I have the trigonometric equation \begin{equation*} \sin^8 x + 2\cos^8 x -\dfrac{1}{2}\cos^2 2x + 4\sin^2 x= 0. \end{equation*} By putting $t = \cos 2x$, I have \begin{equation*} \dfrac{3}{16} t^4+ \dfrac{1}{4}t^3 + \dfrac{5}{8}t^2 -\dfrac{7}{4}t + \dfrac{35}{16} = 0. \end{equation*} How do I tell Mathematica to do that? Mathematica code is
Sin[x]^8 + 2 Cos[x]^8 - 1/2 Cos[2 x]^2 + 4 Sin[x]^2 == 0
You can use TrigExpand to expand all trigonometric functions to fundamental forms and then Eliminate solves the rest
eq1 = Sin[x]^8 + 2 Cos[x]^8 - 1/2 Cos[2 x]^2 + 4 Sin[x]^2 == 0;
eq2 = t == Cos[2 x]
Eliminate[TrigExpand[{eq1, eq2}], x]
One way to do this is:
Sin[x]^8 + 2 Cos[x]^8 - 1/2 Cos[2 x]^2 + 4 Sin[x]^2 == 0 /.
Solve[t == Cos[2 x], x] //FullSimplify // Expand // Union // Column // TraditionalForm
It gives exactly your answer if you get rid of your denominator 16 (multiply both sides of your equation by 16).
This will also work with more complex substitutions (for example t == Cos[x^2 - 1] ) when you can get multiple results:
Sin[x]^8 + 2 Cos[x]^8 - 1/2 Cos[2 x]^2 + 4 Sin[x]^2 == 0 /.
Solve[t == Cos[x^2 - 1], x]//FullSimplify//Expand//Union //Column // TraditionalForm
A bit different approach :
Simplify @ TrigReduce[ Sin[x]^8 + 2 Cos[x]^8 - 1/2 Cos[2 x]^2 + 4 Sin[x]^2 == 0
/. Solve[ t == Cos[2 x], x, InverseFunctions -> True][[1]]]

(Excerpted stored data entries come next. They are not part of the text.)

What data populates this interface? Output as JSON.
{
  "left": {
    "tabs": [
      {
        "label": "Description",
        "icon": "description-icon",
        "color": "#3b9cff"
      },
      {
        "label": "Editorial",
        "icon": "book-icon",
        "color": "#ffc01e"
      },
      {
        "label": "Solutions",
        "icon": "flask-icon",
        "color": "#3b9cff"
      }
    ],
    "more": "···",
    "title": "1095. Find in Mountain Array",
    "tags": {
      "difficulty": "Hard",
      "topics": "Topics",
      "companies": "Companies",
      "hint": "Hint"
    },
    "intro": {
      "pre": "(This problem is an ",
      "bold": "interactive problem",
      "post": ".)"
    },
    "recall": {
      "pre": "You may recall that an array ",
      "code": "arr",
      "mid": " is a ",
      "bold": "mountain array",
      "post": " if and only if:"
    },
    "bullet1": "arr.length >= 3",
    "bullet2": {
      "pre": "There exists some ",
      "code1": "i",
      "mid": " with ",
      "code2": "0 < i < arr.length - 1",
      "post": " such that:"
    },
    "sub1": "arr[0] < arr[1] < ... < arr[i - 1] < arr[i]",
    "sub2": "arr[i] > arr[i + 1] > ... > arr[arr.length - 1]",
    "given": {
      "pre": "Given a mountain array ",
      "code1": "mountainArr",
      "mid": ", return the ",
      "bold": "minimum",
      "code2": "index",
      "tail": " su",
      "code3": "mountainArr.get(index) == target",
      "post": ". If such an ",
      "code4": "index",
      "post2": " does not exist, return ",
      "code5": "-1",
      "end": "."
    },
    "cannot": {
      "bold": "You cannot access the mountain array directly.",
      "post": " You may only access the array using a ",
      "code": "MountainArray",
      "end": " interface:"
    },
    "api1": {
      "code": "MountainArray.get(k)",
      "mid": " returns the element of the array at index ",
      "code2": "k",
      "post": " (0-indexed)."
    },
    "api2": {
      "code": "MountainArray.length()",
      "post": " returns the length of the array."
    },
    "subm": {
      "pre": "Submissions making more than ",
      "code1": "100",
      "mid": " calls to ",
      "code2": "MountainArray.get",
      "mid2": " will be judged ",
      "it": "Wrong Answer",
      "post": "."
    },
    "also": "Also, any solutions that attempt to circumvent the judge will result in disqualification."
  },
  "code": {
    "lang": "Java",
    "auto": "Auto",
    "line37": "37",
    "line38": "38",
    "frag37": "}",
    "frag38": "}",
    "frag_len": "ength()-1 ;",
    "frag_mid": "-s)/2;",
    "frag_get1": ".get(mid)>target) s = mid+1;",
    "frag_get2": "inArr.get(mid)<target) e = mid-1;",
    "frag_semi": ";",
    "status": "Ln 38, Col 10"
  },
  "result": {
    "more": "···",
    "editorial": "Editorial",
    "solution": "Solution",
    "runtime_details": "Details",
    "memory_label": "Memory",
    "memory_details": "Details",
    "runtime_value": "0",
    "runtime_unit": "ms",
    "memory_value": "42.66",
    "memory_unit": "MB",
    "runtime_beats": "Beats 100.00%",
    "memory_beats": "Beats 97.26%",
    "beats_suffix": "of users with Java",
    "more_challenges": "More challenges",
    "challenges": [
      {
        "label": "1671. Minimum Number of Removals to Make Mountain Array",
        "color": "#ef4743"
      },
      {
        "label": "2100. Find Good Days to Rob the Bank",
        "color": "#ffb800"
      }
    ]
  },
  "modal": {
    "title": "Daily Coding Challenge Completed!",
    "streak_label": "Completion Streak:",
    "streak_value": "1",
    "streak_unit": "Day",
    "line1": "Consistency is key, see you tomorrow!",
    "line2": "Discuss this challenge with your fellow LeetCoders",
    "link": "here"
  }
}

35 + 10 t^2 + 4 t^3 + 3 t^4 == 28 t
or using Eliminate :
Eliminate[ TrigToExp[{ Sin[x]^8 + 2 Cos[x]^8 - 1/2 Cos[2 x]^2 + 4 Sin[x]^2 == 0,
t == Cos[2 x]}], x, InverseFunctions -> True] //
PolynomialForm[#, TraditionalOrder -> True] &
3 t^4 + 4 t^3 + 10 t^2 - 28 t == -35
First plot the trigonometric equation:
Plot[Sin[x]^8 + 2 Cos[x]^8 - 1/2 Cos[2 x]^2 + 4 Sin[x]^2 == 0, {x, 0, 2 Pi}]
You will see that there are no (real) solutions. Is this what you expect?